The Williamson County task force of around 50 firefighters from all the departments in the county faces a grim duty Thursday on what is its last day deployed in Eastern Tennessee.

The command center has tasked them, and many other departments from around the state that responded to the emergency call on Tuesday morning, with searching burned structures for damage assessment and anyone left behind.

The fires are estimated to have damaged or destroyed more than 700 homes and businesses throughout Sevier County, according to various reports.

The Williamson County task force, comprised of men and equipment from the fire departments of Spring Hill, Franklin, Brentwood and the county, are at work in Pigeon Forge, where they spent much of their time since Tuesday.

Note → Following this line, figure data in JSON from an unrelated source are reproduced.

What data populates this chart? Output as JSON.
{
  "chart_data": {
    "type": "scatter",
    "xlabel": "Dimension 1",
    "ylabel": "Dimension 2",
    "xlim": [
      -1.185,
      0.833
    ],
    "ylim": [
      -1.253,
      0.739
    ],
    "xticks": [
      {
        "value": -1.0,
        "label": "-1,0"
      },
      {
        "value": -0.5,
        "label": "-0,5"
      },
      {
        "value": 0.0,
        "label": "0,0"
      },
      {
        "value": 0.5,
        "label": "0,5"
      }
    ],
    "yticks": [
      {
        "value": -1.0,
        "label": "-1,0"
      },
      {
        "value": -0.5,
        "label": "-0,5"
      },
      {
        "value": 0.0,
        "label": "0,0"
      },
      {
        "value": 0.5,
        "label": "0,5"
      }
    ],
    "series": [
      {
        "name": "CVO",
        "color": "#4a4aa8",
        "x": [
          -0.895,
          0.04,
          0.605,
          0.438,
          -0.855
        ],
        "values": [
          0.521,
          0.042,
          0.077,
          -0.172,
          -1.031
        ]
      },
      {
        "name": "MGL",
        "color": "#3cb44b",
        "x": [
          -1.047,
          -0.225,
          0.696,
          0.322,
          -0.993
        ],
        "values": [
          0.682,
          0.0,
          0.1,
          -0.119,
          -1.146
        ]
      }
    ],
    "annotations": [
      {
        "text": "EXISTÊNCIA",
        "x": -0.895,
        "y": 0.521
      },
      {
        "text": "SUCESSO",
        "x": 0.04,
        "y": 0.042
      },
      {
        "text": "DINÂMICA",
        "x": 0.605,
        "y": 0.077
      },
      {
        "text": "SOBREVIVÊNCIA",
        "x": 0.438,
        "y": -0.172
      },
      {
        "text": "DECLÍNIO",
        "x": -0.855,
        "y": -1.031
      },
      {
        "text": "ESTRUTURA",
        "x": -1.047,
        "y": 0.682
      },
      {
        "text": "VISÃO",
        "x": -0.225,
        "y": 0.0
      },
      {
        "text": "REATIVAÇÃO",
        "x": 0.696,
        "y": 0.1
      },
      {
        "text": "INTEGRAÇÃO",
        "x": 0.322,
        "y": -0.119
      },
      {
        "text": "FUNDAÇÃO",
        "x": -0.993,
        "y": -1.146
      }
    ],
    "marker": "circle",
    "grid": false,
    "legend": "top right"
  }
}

“Today we’ve been going from house to house that are burned, checking the damage,” Terry Hood, Spring Hill fire chief, said around noon Thursday. “Just walking through to check and make sure no one is there – more kind of detail work.”

He said they put out two smaller fires early Thursday along with doing little tasks here and there.

“There was a burned out tree hanging by a thread that could have fallen on an intact cabin,” Hood said. “It wasn’t part of the assignment, but we were able to take the tree down and prevent further damage.”

The fires first touched Gatlinburg, and high winds on Monday spread it to Pigeon Forge, the theme park and Smoky Mountain resort area.

Reports are confirmed by Tennessee Emergency Management officials of seven fatalities, and an unknown number of people are missing after the sudden chaos of Gatlinburg’s emergency evacuation on Monday night. The Red Cross is working to reunite those separated from their loved ones.

Up to half of the 10-square miles of Gatlinburg was affected.

Heavy rain on Wednesday helped some, and the wildfires in the area were reported to be out by early Wednesday evening, TEMA said, though some were still smoldering.

Officials from Smoky Mountain National Park, which remains closed, estimated that nearly 16,000 acres were burned by Wednesday afternoon, with 10 percent containment. Gov. Bill Haslam called it “the largest fire in the last hundred years in the state of Tennessee.”

Chief Hood took the accompanying pictures on Wednesday, when the task force was out on calls in Pigeon Forge and Gatlinburg.